Françoise Bourdin revient sur son parcours personnel et sur les événements qui ont compté pour elle et ont formé son goût de l’écriture. Retour sur l’itinéraire d’un auteur qui nous ressemble…

L’enfance

Ma famille n'avait rien de traditionnel car mes parents étaient tous deux chanteurs lyriques. Ils étaient célèbres et presque toujours absents. Un de mes premiers souvenirs d'enfance est celui de ma mère interprétant Mireille de Gounod, au théâtre antique d'Arles qui était archicomble. Deux cents figurants, des chevaux sur la scène, l'orchestre qui tonnait et elle qui mourait, le public debout pour applaudir et moi qui - n'y comprenant rien - pleurais toutes les larmes de mon corps.

J'ai connu les coulisses de l'opéra de Paris, avec toute son incroyable machinerie, les journalistes et les admirateurs, le son familier du piano lors des répétitions, les poupées rapportées de tournées à l'étranger, Rio, Moscou ou Mexico. Chez nous, à Neuilly, la plus grande pièce de la maison était occupée par la couturière.

C'est là que ma sœur et moi passions tous nos jeudis, au milieu des crinolines, des chapeaux à plumes, des perruques, des capes et des épées factices. Nous étions persuadées que le monde des adultes était beaucoup plus amusant que celui des enfants et que, en tout cas, ils étaient bien mieux déguisés que nous !

Jusqu'à dix ans environ, mon existence a été un véritable conte de fées. Ensuite, mes parents se sont séparés, une autre période a commencé.

Durant l'adolescence, j'ai été ce qu'on peut appeler un casse-cou. Mon père disait " Brise-fer ". Pour retrouver, peut-être, les émotions et les sensations que l'opéra m'avait données...
... (je frissonne toujours en entendant du Puccini), je me suis prise de passion pour les chevaux. Au point de sécher les cours du lycée Victor-Duruy puis, plus tard, Honoré-de-Balzac. Je ne pensais qu'à monter à cheval, c'était une obsession.
Après quatre ans d'équitation traditionnelle intensive, je suis allée faire une incursion dans les écuries de course de Maisons-Laffitte.

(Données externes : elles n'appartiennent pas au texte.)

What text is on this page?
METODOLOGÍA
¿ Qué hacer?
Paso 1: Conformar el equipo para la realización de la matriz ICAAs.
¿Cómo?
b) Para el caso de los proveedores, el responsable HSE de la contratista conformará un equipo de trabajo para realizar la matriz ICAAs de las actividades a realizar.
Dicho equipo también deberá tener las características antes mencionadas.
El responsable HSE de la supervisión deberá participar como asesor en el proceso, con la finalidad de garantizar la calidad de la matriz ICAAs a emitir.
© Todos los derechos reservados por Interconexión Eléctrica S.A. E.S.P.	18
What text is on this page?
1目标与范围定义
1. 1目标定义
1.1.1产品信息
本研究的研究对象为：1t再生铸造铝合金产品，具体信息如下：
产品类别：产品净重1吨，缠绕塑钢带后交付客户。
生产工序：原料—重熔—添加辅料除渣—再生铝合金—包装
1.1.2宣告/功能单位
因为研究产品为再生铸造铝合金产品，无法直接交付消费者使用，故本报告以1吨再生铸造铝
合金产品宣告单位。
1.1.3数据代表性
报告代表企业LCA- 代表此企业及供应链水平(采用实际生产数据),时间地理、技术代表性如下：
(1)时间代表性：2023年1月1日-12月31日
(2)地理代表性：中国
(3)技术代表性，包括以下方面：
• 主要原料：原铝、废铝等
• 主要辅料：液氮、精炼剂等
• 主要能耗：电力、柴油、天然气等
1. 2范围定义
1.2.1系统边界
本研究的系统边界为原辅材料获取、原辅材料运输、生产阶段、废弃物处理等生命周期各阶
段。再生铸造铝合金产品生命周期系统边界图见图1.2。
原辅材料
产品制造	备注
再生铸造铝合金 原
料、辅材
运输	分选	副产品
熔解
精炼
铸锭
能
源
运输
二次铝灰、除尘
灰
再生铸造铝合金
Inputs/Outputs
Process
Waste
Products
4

Je suis montée longtemps à l'entraînement sur les chevaux de Noël Pelat, et rien ne donne une meilleure idée de la vitesse qu'un galop botte à botte sur un champ de course, dans la brume de l'aube. J'ai obtenu une licence de cavalière mais, à l'époque, le monde des courses appréciait peu les femmes.

Quand je n'étais pas sur le dos d'un pur-sang, j'étais le nez dans un livre. Mon père possédait une intéressante bibliothèque dans laquelle aucun volume n'était frappé d'interdiction. Nous avons tout lu en vrac, ma sœur et moi, ensuite nous nous sommes mises à acheter des livres de poche (une nouveauté à ce moment-là) pour occuper les longs étés à la campagne. Je faisais des " périodes " en lisant tel ou tel auteur de bout en bout. Il y a eu ainsi la période Giono, Colette, Mauriac, puis Baudelaire et Nerval, remplacés par Proust, Tolstoï et Dostoïevski, les sœurs Brontë, Sartre, Zola, Dumas et Hugo, etc.

Toutes ces lectures éclectiques finirent par me donner une terrible envie d'écrire et je composais de mauvais poèmes, comme tous les adolescents, ainsi que des nouvelles. Or, parmi les nombreux amis de mon père se trouvait Philippe Hériat, qui était alors le président de l'académie Goncourt.

J'ai eu le culot de lui apporter une nouvelle, de le laisser la commenter.
Il avait de l'humour et de l'éducation, c'était une génération extraordinaire qui savait dire les choses avec doigté et humour. Il m'a appelée sa " consœur" (j'avais quinze ans !), m'a offert un doigt de porto, m'a donné quelques conseils, et surtout m'a encouragée à continuer.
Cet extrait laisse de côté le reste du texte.